Cesar Rompió dos de las fotos, y una se la guardó en el bolsillo de su chaqueta.

En el cuarto sueño, Cesar pudo ver, por el agujero de una cerradura, cómo Bruno y Sara hacían el amor en su habitación. Cesar no pudo hacer nada para evitarlo. Su cuerpo se quedó pegado al suelo y su lengua cosida al paladar. Los gemidos de Sara se le clavaron en el corazón.

Entre el cuarto y el quinto sueño, Cesar se empezó a mostrar esquivo con Sara. Cuando su mujer intentaba averiguar el por qué de su extraño comportamiento, no recibía más que vagas excusas. Sara empezó a preocuparse.
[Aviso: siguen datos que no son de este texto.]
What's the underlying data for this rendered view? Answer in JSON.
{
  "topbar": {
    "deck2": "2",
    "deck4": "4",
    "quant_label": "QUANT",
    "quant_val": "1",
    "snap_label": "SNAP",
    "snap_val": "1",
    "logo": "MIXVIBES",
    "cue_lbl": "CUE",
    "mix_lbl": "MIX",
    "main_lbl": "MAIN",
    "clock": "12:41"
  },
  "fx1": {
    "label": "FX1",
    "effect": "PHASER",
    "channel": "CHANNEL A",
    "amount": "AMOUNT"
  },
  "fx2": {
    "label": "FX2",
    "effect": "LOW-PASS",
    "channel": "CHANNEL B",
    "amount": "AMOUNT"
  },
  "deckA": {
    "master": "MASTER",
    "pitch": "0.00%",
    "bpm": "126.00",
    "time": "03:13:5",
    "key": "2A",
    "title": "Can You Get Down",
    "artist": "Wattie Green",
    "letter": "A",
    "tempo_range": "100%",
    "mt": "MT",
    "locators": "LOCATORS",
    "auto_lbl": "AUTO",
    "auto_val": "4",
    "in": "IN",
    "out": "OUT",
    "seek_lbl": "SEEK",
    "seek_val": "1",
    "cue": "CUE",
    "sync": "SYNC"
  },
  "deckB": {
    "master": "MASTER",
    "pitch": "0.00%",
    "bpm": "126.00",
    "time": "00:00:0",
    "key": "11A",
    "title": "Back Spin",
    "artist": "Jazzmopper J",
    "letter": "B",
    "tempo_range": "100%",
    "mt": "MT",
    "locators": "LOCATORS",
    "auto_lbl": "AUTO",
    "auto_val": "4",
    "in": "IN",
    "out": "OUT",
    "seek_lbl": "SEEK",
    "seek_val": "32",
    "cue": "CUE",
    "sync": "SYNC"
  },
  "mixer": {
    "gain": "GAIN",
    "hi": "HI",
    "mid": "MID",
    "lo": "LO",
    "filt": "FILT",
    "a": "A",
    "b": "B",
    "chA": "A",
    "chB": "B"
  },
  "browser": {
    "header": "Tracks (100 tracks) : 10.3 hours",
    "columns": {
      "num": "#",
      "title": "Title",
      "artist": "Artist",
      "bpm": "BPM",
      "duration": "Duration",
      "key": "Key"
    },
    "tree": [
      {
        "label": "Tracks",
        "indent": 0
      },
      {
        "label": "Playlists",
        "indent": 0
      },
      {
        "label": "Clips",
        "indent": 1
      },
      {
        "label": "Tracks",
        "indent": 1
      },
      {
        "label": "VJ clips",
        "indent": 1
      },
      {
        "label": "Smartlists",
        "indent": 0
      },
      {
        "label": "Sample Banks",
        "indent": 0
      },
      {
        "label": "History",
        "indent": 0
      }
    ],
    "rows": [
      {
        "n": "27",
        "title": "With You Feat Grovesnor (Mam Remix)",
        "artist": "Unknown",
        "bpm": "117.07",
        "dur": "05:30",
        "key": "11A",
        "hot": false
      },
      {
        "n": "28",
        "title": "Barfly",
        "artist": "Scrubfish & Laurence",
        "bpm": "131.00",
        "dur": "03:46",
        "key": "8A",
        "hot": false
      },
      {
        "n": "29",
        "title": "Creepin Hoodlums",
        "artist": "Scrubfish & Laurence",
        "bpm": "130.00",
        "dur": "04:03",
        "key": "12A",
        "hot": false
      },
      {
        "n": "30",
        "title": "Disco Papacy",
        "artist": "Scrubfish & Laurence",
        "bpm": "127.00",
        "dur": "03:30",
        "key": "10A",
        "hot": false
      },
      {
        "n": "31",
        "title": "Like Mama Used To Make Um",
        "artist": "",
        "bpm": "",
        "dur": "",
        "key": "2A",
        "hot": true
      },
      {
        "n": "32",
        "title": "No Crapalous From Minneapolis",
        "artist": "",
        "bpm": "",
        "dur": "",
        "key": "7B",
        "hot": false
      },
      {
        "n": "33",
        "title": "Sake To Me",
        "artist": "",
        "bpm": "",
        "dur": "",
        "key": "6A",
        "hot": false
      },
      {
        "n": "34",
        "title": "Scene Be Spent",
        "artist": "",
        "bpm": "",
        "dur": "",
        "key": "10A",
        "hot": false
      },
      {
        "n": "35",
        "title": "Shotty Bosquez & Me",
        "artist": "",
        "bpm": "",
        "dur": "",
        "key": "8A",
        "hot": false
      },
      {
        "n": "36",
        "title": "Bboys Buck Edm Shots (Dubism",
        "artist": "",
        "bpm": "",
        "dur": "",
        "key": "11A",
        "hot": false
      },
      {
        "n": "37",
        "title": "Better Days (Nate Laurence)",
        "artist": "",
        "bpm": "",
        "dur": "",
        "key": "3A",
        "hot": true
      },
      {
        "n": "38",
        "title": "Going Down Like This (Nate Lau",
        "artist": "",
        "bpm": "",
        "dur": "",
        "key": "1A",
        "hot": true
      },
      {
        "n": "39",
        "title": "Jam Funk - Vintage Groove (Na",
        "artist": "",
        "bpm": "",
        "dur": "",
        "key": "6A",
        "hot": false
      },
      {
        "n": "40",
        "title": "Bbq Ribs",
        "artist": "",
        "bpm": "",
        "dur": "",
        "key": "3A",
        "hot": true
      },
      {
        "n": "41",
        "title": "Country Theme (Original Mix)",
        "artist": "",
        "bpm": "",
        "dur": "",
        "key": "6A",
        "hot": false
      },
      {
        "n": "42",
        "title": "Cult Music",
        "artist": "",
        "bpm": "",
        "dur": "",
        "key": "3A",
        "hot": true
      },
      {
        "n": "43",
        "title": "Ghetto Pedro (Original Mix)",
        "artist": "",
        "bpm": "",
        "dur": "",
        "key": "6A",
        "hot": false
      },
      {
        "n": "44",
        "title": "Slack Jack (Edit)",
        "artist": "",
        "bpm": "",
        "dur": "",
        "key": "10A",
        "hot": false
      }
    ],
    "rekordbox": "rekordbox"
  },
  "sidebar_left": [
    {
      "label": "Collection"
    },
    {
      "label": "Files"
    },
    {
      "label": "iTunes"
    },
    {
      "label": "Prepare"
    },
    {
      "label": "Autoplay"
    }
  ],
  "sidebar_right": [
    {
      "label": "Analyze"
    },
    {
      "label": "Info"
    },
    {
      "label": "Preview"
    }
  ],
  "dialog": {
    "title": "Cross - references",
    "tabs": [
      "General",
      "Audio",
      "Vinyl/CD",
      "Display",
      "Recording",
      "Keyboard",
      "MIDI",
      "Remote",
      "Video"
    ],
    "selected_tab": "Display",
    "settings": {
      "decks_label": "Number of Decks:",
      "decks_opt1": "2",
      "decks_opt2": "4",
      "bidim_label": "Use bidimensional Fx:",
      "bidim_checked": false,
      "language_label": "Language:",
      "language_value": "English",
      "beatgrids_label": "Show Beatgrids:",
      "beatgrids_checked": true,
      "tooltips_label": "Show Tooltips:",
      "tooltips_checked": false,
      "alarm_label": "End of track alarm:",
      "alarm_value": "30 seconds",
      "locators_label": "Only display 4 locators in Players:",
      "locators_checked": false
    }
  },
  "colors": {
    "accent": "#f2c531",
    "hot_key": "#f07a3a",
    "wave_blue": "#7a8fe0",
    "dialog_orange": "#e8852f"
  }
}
Hace escasos segundos que Cesar se despertó del quinto sueño. Lo que vio y escuchó durante el sueño le provocó mucho dolor, dolor y repugnancia. Aunque sabe que todo es producto de su mente, para él todo ha sido tan real como cualquier otro capítulo de su vida. Cesar no puede más. Si no hace algo pronto se volverá loco. Ama demasiado a su mujer para soportar el suplicio de verla en los brazos de otro hombre, aunque sea en sueños.

Dentro de media hora, Sara se despertará y descubrirá que su marido ha hecho las maletas y se ha ido. Minutos después, encontrará una extraña nota de despedida.